We know we need to eat our greens, and what better time than first thing in the morning! This Green Goddess Eggs Benedict combines healthy spinach, avocado and optional poached eggs with a simple homemade dill hollandaise. It is seriously SO good! I took this to a whole new level with lightly toasted slices of Stonemill Authentic Sourdough Rye Multigrain which ended up being the perfectttt base for my new favourite savory breakfast.
Stonemill believes (like all great things) great bread takes time. Their dough is naturally fermented for up to 12 hours to allow the flavours to develop over time, creating a flavourful, wholesome bread. They also use non-GMO ingredients, no artificial flavours and no artificial preservatives. Making it kind of a no brainer in the bread aisle! Note that you can get it exclusively at Costco in BC.
In the Green Goddess Eggs Benedict, I knew I wanted a recipe that was fun to make and most of all – uncomplicated! Let’s face it, we have enough of that in our lives. Making traditional hollandaise can be challenging for even the best of chefs, so this simplified version is a welcome alternative. Using mayonnaise, sour cream, Dijon mustard, lemon juice and fresh dill, you will have a vibrant flavourful and fail-proof dill hollandaise in no time!
How to Make the Perfect Poached Egg
The perfect poached egg is easier than it may seem! Here are a couple tips to guarantee a picture-perfect egg for this Green Goddess Eggs Benedict.
- Use vinegar! I add about 1 tablespoon of distilled white vinegar into my boiling water. It helps keep your egg white together.
- Don’t crack the eggs straight into the pot. Crack them into a ramekin or small bowl first, and gently add to the pot of low boiling water, stirring the water in a circular motion as you add the eggs to keep the egg whites together.
- For a firm egg white and runny yolk, cook for around 3-4 minutes.
- Remove from the water with a slotted spoon and place on a plate lined with paper towel before placing on your toast to keep the water out of your breakfast before enjoying!
Recipes Using Bread
There are so many great ways to enjoy a wholesome good quality bread! I mean, toasted with some butter or nut butter is hard to beat. But some other ways to use the Stonemill Authentic Sourdough Rye Multigrain include:
- Avocado Toast with Everything Bagel Seasoning
- Toast to use it as the topping for French Onion Soup
- Enjoy with natural peanut butter and Homemade Chia Jam
- Use in your favourite sandwiches piled high with all the fixings!
Stonemill Bakehouse bread is available exclusively at Costco.
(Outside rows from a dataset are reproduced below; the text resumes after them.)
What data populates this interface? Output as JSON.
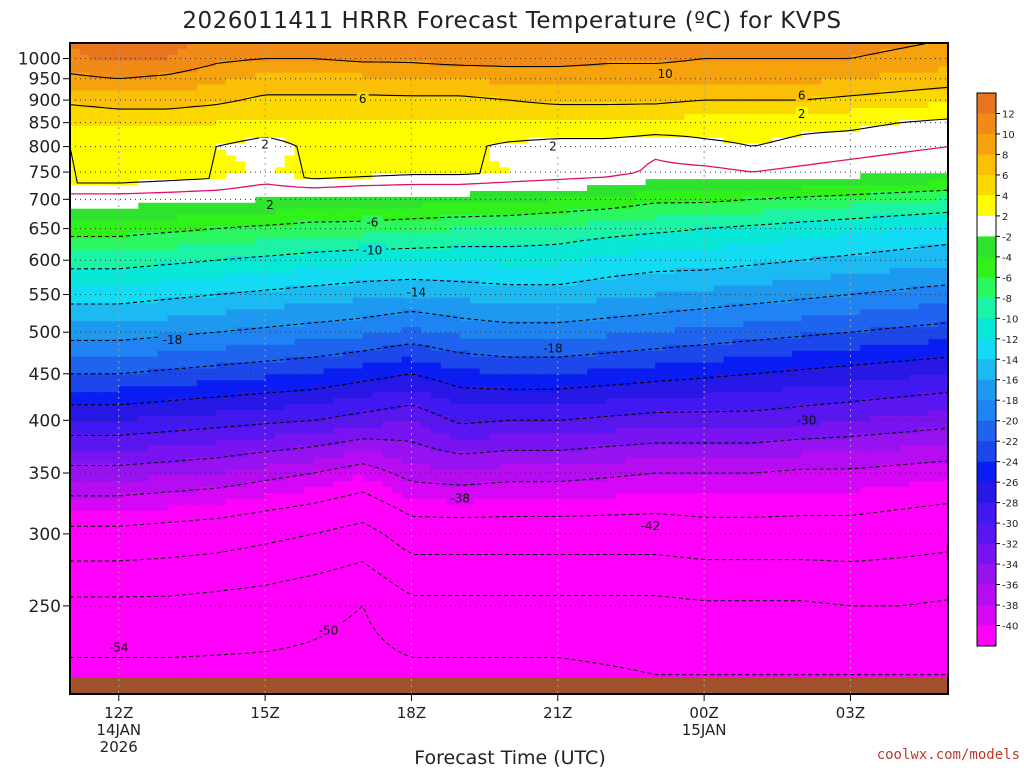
{
  "chart_data": {
    "type": "heatmap",
    "title": "2026011411 HRRR Forecast Temperature (ºC) for KVPS",
    "xlabel": "Forecast Time (UTC)",
    "ylabel": "",
    "x_ticks": [
      {
        "hour": 1,
        "label": "12Z",
        "sub": [
          "14JAN",
          "2026"
        ]
      },
      {
        "hour": 4,
        "label": "15Z",
        "sub": []
      },
      {
        "hour": 7,
        "label": "18Z",
        "sub": []
      },
      {
        "hour": 10,
        "label": "21Z",
        "sub": []
      },
      {
        "hour": 13,
        "label": "00Z",
        "sub": [
          "15JAN"
        ]
      },
      {
        "hour": 16,
        "label": "03Z",
        "sub": []
      }
    ],
    "xlim": [
      0,
      18
    ],
    "ylim_hpa": [
      1040,
      200
    ],
    "y_ticks": [
      1000,
      950,
      900,
      850,
      800,
      750,
      700,
      650,
      600,
      550,
      500,
      450,
      400,
      350,
      300,
      250
    ],
    "colorbar": {
      "labels": [
        "12",
        "10",
        "8",
        "6",
        "4",
        "2",
        "-2",
        "-4",
        "-6",
        "-8",
        "-10",
        "-12",
        "-14",
        "-16",
        "-18",
        "-20",
        "-22",
        "-24",
        "-26",
        "-28",
        "-30",
        "-32",
        "-34",
        "-36",
        "-38",
        "-40"
      ],
      "colors": [
        "#e8741e",
        "#f28a17",
        "#f6a20c",
        "#fabf07",
        "#fbd800",
        "#fffc00",
        "#ffffff",
        "#2ee32e",
        "#31f11a",
        "#2bf760",
        "#1cf3a5",
        "#09e7d7",
        "#12dbf3",
        "#1cbaf2",
        "#1d9af0",
        "#2083f3",
        "#1f64ef",
        "#1c47ea",
        "#0a1df3",
        "#2818e6",
        "#4118f1",
        "#5a16f0",
        "#7913f2",
        "#9612f0",
        "#b50cf2",
        "#d606f7",
        "#ff00fb"
      ]
    },
    "profile_levels_hpa": [
      1000,
      950,
      900,
      850,
      800,
      750,
      700,
      650,
      600,
      550,
      500,
      450,
      400,
      350,
      300,
      250,
      210
    ],
    "series": [
      {
        "hour": 0,
        "temps": [
          11.5,
          9.5,
          6.5,
          4.0,
          2.0,
          4.0,
          -1.0,
          -5.0,
          -9.0,
          -13.0,
          -17.0,
          -22.0,
          -28.0,
          -35.0,
          -43.0,
          -51.0,
          -55.0
        ]
      },
      {
        "hour": 1,
        "temps": [
          12.5,
          10.0,
          7.0,
          4.5,
          2.5,
          4.0,
          -1.0,
          -5.0,
          -9.0,
          -13.0,
          -17.0,
          -22.0,
          -28.0,
          -35.0,
          -43.0,
          -51.0,
          -55.0
        ]
      },
      {
        "hour": 2,
        "temps": [
          12.0,
          9.5,
          7.0,
          4.5,
          2.5,
          3.5,
          -1.2,
          -5.5,
          -9.5,
          -13.5,
          -17.5,
          -22.5,
          -28.5,
          -35.5,
          -43.5,
          -51.0,
          -55.0
        ]
      },
      {
        "hour": 3,
        "temps": [
          10.5,
          8.5,
          6.5,
          4.0,
          2.0,
          3.0,
          -1.5,
          -6.0,
          -10.0,
          -14.0,
          -18.0,
          -23.0,
          -29.0,
          -36.0,
          -44.0,
          -51.5,
          -55.0
        ]
      },
      {
        "hour": 4,
        "temps": [
          10.0,
          7.5,
          5.5,
          3.5,
          1.0,
          1.5,
          -2.0,
          -6.5,
          -10.5,
          -14.5,
          -18.5,
          -23.5,
          -29.5,
          -37.0,
          -45.0,
          -52.0,
          -55.0
        ]
      },
      {
        "hour": 5,
        "temps": [
          10.0,
          7.5,
          5.5,
          3.5,
          2.5,
          3.5,
          -2.5,
          -7.0,
          -11.0,
          -15.0,
          -19.0,
          -24.0,
          -30.0,
          -38.0,
          -46.0,
          -53.0,
          -55.0
        ]
      },
      {
        "hour": 6,
        "temps": [
          10.5,
          7.5,
          5.5,
          4.0,
          2.5,
          3.0,
          -3.0,
          -7.0,
          -11.5,
          -15.5,
          -19.5,
          -25.0,
          -31.0,
          -39.5,
          -47.5,
          -54.0,
          -55.5
        ]
      },
      {
        "hour": 7,
        "temps": [
          10.5,
          8.0,
          5.5,
          4.0,
          2.5,
          2.5,
          -3.0,
          -7.5,
          -11.5,
          -16.0,
          -20.5,
          -26.0,
          -32.0,
          -37.0,
          -44.0,
          -51.0,
          -55.0
        ]
      },
      {
        "hour": 8,
        "temps": [
          11.0,
          8.0,
          5.5,
          4.0,
          2.5,
          2.5,
          -3.0,
          -8.0,
          -11.5,
          -15.5,
          -19.5,
          -24.5,
          -29.5,
          -36.5,
          -44.0,
          -51.0,
          -55.0
        ]
      },
      {
        "hour": 9,
        "temps": [
          11.0,
          8.5,
          6.0,
          4.0,
          1.5,
          2.0,
          -3.5,
          -8.0,
          -11.5,
          -15.0,
          -19.0,
          -24.0,
          -30.0,
          -37.0,
          -44.0,
          -51.0,
          -55.0
        ]
      },
      {
        "hour": 10,
        "temps": [
          11.0,
          8.5,
          6.5,
          4.0,
          1.0,
          1.5,
          -4.0,
          -8.5,
          -11.5,
          -15.0,
          -19.0,
          -24.0,
          -30.0,
          -37.0,
          -44.0,
          -51.0,
          -55.0
        ]
      },
      {
        "hour": 11,
        "temps": [
          10.5,
          8.5,
          6.5,
          4.0,
          1.0,
          1.0,
          -4.5,
          -9.0,
          -12.5,
          -15.5,
          -19.5,
          -24.5,
          -30.5,
          -37.5,
          -44.0,
          -51.0,
          -54.5
        ]
      },
      {
        "hour": 12,
        "temps": [
          10.5,
          8.5,
          6.5,
          3.5,
          0.5,
          -0.5,
          -5.5,
          -9.5,
          -13.0,
          -16.0,
          -20.0,
          -25.0,
          -31.0,
          -38.0,
          -44.0,
          -51.0,
          -54.0
        ]
      },
      {
        "hour": 13,
        "temps": [
          10.0,
          8.5,
          6.0,
          3.0,
          1.5,
          -0.5,
          -5.5,
          -10.0,
          -13.0,
          -16.5,
          -20.5,
          -25.5,
          -31.0,
          -38.0,
          -43.5,
          -50.5,
          -54.0
        ]
      },
      {
        "hour": 14,
        "temps": [
          10.0,
          8.5,
          6.0,
          3.0,
          2.0,
          0.0,
          -6.0,
          -10.5,
          -13.5,
          -17.0,
          -21.0,
          -26.0,
          -31.0,
          -38.0,
          -43.5,
          -50.5,
          -54.0
        ]
      },
      {
        "hour": 15,
        "temps": [
          10.0,
          8.5,
          6.0,
          2.5,
          1.5,
          -0.5,
          -6.5,
          -11.0,
          -14.0,
          -17.5,
          -21.5,
          -26.5,
          -31.5,
          -38.5,
          -43.5,
          -50.5,
          -54.0
        ]
      },
      {
        "hour": 16,
        "temps": [
          10.0,
          8.0,
          5.5,
          2.5,
          1.0,
          -1.0,
          -7.0,
          -11.5,
          -14.5,
          -18.0,
          -22.0,
          -27.0,
          -32.0,
          -38.5,
          -43.5,
          -50.0,
          -54.0
        ]
      },
      {
        "hour": 17,
        "temps": [
          9.5,
          7.5,
          5.0,
          2.0,
          0.5,
          -1.5,
          -7.5,
          -12.0,
          -15.0,
          -18.5,
          -22.5,
          -27.5,
          -32.5,
          -39.0,
          -44.0,
          -50.0,
          -54.0
        ]
      },
      {
        "hour": 18,
        "temps": [
          9.0,
          7.0,
          4.5,
          1.5,
          0.0,
          -2.0,
          -8.0,
          -12.5,
          -15.5,
          -19.0,
          -23.0,
          -28.0,
          -33.0,
          -39.5,
          -44.5,
          -50.5,
          -54.0
        ]
      }
    ],
    "contour_labels": [
      {
        "text": "-54",
        "hour": 1.0,
        "hpa": 225
      },
      {
        "text": "-50",
        "hour": 5.3,
        "hpa": 235
      },
      {
        "text": "-42",
        "hour": 11.9,
        "hpa": 306
      },
      {
        "text": "-38",
        "hour": 8.0,
        "hpa": 328
      },
      {
        "text": "-30",
        "hour": 15.1,
        "hpa": 400
      },
      {
        "text": "-18",
        "hour": 2.1,
        "hpa": 490
      },
      {
        "text": "-18",
        "hour": 9.9,
        "hpa": 480
      },
      {
        "text": "-14",
        "hour": 7.1,
        "hpa": 553
      },
      {
        "text": "-10",
        "hour": 6.2,
        "hpa": 615
      },
      {
        "text": "-6",
        "hour": 6.2,
        "hpa": 660
      },
      {
        "text": "2",
        "hour": 4.1,
        "hpa": 690
      },
      {
        "text": "2",
        "hour": 4.0,
        "hpa": 804
      },
      {
        "text": "2",
        "hour": 9.9,
        "hpa": 800
      },
      {
        "text": "2",
        "hour": 15.0,
        "hpa": 869
      },
      {
        "text": "6",
        "hour": 6.0,
        "hpa": 903
      },
      {
        "text": "6",
        "hour": 15.0,
        "hpa": 910
      },
      {
        "text": "10",
        "hour": 12.2,
        "hpa": 961
      }
    ],
    "contour_levels": [
      10,
      6,
      2,
      -6,
      -10,
      -14,
      -18,
      -22,
      -26,
      -30,
      -34,
      -38,
      -42,
      -46,
      -50,
      -54
    ]
  },
  "credit": "coolwx.com/models"
}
Visit your nearest location to pick-up a loaf of Stonemill Authentic Sourdough Rye Multigrain and try this Green Goddess Eggs Benedict Recipe.
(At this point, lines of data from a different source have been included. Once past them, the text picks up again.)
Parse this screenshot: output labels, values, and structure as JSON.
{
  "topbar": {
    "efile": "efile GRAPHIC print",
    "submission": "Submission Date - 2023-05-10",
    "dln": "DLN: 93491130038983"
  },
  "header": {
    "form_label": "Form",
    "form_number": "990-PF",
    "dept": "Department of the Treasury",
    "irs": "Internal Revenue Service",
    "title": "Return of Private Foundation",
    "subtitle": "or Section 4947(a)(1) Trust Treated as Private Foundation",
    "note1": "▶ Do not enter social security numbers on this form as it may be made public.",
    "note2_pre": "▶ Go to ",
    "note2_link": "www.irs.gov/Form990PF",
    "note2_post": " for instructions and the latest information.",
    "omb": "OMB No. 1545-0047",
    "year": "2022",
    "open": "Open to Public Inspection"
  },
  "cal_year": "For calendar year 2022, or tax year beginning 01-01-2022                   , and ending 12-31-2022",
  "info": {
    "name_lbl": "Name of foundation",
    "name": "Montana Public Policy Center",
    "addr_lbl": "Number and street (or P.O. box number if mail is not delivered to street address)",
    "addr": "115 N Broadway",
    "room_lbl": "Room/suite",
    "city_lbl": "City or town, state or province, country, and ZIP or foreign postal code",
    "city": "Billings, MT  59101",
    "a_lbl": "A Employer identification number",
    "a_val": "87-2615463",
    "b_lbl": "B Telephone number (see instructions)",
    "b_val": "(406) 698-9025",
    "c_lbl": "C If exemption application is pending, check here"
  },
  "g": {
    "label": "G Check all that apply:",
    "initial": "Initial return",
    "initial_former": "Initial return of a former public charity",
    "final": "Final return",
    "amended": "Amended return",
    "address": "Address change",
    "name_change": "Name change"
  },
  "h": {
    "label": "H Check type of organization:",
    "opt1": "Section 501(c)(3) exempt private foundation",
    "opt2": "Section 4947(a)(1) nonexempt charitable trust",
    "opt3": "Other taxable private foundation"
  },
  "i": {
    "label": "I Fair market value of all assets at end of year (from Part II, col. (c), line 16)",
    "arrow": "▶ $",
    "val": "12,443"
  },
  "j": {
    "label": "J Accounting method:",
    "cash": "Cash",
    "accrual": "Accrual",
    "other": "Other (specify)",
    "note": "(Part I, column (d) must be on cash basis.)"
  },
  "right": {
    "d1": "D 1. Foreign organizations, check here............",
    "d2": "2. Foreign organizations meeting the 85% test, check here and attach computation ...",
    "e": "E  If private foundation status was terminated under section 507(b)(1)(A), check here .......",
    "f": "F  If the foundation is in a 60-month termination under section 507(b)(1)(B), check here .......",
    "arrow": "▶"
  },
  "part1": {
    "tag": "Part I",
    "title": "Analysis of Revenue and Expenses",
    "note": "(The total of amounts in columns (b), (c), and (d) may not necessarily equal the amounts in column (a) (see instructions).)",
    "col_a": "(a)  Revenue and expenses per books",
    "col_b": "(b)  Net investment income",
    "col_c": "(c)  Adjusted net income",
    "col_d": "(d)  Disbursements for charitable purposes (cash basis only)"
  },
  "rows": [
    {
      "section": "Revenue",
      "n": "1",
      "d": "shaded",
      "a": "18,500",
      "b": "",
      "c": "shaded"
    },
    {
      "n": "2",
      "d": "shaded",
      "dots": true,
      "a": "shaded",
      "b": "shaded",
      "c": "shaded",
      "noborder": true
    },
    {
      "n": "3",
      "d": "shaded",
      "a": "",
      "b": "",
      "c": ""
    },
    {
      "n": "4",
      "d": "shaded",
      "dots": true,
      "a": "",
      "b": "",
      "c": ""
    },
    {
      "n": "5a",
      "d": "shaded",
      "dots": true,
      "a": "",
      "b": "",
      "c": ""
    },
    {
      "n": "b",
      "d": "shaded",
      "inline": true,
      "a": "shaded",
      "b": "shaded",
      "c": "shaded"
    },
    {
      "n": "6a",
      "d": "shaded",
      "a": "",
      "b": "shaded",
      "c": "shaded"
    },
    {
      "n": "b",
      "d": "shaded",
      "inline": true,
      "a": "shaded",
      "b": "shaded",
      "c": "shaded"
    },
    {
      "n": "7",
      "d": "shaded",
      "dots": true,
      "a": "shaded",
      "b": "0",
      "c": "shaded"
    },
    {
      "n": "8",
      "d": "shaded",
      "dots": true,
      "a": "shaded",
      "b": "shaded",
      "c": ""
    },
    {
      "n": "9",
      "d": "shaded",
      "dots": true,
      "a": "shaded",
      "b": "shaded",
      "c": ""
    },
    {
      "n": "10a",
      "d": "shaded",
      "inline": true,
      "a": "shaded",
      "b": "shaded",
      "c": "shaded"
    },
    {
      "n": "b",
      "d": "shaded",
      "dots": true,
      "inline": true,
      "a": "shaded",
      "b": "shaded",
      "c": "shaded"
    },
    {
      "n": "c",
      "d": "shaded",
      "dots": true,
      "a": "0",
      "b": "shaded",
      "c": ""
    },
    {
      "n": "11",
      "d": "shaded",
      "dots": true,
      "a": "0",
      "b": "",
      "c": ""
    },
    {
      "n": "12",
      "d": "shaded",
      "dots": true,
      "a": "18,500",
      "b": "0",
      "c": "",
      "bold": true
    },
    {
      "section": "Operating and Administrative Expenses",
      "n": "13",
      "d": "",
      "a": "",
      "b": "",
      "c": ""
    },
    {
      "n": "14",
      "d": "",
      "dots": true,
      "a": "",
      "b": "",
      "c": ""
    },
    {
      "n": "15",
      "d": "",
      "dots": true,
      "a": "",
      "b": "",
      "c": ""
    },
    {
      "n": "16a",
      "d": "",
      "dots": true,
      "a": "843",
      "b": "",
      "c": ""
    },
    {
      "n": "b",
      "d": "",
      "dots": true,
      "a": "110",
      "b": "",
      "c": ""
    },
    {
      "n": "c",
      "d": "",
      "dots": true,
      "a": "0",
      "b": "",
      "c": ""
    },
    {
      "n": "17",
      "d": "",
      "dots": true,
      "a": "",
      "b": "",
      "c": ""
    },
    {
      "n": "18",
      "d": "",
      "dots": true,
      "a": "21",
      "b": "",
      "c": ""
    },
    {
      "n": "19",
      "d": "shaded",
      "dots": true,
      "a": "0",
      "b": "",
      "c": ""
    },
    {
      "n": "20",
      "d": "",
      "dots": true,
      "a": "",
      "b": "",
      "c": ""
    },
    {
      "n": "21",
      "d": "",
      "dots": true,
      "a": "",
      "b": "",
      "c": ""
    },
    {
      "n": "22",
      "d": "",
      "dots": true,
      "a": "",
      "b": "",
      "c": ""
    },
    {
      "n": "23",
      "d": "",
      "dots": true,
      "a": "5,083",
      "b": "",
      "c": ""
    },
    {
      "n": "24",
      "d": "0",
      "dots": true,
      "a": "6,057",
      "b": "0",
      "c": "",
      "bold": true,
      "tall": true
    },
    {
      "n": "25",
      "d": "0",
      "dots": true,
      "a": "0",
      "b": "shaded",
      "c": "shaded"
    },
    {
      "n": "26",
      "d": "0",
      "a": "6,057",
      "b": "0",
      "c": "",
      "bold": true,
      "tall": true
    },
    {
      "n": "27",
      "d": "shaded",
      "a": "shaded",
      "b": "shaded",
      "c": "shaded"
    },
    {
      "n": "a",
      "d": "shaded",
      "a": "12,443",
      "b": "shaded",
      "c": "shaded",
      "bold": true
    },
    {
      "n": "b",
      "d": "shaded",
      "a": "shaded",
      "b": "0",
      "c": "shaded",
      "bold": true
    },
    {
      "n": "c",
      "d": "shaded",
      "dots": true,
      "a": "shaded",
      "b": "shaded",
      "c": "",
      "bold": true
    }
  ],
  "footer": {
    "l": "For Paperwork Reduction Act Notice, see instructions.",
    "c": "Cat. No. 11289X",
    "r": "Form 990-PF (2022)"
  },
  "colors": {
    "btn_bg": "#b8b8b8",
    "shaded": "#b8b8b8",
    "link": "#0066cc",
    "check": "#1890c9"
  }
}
Green Goddess Eggs Benedict
Green Goddess Eggs Benedict
A lot of goodness can be found within this Green Goddess Eggs Benedict. Healthy spinach, creamy avocado, a poached egg, all topped with a homemade dill hollandaise.
- ¼ cup mayonnaise
- ¼ cup sour cream
- 1 teaspoon fresh lemon juice
- ½ teaspoon Dijon mustard
- 1 teaspoon chopped fresh dill plus more for garnish
- Salt & pepper to taste
- 1 teaspoon white vinegar
- 4 eggs
- 1 cup fresh spinach leaves
- 1 avocado sliced
- 4 slices Stonemill Bakehouse Authentic Sourdough Rye Multigrain lightly toasted
For the Hollandaise
Pour an inch of water into a small pot and bring to a simmer over medium heat.
In a glass bowl, whisk together the mayonnaise, sour cream, lemon juice and Dijon mustard.
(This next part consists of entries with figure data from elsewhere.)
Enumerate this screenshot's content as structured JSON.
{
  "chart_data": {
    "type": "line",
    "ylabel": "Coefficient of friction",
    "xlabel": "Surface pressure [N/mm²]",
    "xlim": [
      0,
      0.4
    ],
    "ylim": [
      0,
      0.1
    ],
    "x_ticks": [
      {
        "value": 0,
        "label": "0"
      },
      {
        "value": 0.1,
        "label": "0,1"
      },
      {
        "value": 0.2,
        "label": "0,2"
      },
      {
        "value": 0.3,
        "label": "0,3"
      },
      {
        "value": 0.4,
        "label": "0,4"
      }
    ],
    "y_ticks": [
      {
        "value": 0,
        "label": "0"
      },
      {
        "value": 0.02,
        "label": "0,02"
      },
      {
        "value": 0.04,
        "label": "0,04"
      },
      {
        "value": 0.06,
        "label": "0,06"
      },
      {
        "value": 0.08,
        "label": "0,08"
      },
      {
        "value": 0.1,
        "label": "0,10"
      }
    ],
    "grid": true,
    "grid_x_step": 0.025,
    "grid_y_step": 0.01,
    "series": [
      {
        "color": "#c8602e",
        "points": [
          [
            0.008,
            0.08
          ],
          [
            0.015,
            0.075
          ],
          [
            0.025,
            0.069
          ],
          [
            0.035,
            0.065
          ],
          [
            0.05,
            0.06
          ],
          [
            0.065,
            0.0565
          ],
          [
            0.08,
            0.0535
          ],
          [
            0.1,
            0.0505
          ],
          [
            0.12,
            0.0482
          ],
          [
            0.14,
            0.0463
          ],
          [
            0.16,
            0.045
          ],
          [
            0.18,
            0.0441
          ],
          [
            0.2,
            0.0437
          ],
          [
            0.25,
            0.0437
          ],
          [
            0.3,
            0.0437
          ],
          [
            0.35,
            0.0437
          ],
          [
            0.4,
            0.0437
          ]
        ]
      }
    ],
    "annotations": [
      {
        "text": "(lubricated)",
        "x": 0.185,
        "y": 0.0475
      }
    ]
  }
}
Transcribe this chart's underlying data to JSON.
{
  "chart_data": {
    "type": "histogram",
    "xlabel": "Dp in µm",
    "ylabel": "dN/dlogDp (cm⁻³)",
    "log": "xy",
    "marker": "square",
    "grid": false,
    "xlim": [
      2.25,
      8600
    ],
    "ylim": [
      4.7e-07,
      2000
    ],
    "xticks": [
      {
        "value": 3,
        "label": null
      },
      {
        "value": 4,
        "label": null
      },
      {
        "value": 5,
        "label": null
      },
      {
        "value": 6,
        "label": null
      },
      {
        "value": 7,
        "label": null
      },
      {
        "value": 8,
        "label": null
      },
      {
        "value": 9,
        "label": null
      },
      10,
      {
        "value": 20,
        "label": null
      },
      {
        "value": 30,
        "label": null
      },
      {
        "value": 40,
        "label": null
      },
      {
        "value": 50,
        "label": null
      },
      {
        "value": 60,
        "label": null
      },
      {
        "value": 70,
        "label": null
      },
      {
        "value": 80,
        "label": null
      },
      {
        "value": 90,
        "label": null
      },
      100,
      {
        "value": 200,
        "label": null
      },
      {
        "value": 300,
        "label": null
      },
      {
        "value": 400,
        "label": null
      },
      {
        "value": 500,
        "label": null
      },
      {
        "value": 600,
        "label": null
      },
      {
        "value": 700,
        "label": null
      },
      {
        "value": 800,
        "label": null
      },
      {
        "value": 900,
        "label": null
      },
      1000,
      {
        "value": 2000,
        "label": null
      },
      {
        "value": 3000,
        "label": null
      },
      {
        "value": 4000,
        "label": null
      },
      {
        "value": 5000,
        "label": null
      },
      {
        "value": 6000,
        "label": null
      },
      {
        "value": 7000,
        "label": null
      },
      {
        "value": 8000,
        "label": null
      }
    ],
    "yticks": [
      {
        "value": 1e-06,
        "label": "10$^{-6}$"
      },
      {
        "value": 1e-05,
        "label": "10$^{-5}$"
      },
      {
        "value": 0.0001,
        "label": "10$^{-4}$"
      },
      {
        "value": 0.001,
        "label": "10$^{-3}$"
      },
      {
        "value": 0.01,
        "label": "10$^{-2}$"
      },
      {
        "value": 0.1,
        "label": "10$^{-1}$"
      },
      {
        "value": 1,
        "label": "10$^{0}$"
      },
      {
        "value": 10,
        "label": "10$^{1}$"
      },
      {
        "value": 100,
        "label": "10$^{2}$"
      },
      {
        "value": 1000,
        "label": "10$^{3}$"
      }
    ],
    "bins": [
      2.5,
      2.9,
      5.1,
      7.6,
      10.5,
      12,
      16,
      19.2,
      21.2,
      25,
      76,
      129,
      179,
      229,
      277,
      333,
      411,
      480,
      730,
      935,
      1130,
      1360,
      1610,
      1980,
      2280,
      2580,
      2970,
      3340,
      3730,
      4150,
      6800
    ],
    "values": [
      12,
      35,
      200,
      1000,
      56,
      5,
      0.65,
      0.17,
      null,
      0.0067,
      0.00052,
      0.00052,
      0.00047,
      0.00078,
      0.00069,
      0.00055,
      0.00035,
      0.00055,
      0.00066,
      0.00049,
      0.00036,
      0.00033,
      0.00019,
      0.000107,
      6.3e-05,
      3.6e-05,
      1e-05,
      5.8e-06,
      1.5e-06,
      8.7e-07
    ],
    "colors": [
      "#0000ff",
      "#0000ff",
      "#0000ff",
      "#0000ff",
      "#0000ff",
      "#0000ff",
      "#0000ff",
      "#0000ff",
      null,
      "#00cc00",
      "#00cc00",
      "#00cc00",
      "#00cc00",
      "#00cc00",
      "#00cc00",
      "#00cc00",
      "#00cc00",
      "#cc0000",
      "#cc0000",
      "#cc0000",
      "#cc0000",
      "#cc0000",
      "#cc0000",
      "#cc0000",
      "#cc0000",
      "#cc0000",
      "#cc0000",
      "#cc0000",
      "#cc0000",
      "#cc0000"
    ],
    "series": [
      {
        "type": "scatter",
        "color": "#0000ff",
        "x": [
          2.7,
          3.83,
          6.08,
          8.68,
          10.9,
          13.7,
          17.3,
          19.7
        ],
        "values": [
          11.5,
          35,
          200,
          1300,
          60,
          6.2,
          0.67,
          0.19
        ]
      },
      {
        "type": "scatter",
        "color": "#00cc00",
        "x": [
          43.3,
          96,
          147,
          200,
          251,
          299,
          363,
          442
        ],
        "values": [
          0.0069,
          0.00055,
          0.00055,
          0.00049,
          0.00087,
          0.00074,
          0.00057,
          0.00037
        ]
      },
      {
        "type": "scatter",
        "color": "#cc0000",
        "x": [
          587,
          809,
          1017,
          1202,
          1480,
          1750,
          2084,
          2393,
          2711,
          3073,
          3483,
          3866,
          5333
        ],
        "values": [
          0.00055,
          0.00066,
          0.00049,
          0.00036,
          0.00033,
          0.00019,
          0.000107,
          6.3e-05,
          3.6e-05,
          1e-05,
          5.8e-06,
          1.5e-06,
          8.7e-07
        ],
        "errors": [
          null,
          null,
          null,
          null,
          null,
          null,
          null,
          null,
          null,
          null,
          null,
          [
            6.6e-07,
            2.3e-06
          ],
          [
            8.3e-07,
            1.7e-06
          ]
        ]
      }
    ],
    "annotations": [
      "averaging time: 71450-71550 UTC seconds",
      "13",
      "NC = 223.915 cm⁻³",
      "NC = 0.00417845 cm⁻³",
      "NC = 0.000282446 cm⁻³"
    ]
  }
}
Place glass bowl over the simmering water. Whisk mixture together until warmed, add the dill and season to taste with salt and pepper. Keep warm until ready to serve.
For Poaching the Eggs
Fill a large frying pan or shallow pot three quarters full with water and add the vinegar. Bring to a gentle boil. Crack eggs into individual small bowls or ramekins, gently stir the water in a circular motion and drop eggs into the water. For soft eggs cook 3-4 minutes or longer as desired.
Us a slotted spoon to remove the eggs from the water and let them rest briefly on a paper towel to absorb the excess water.
While the eggs are cooking, toast the Stonemill Sourdough Rye Bread, butter If desired, and layer on the fresh spinach, sliced avocado and eggs, Top with a dollop of warm hollandaise. Garnish with more fresh dill and enjoy!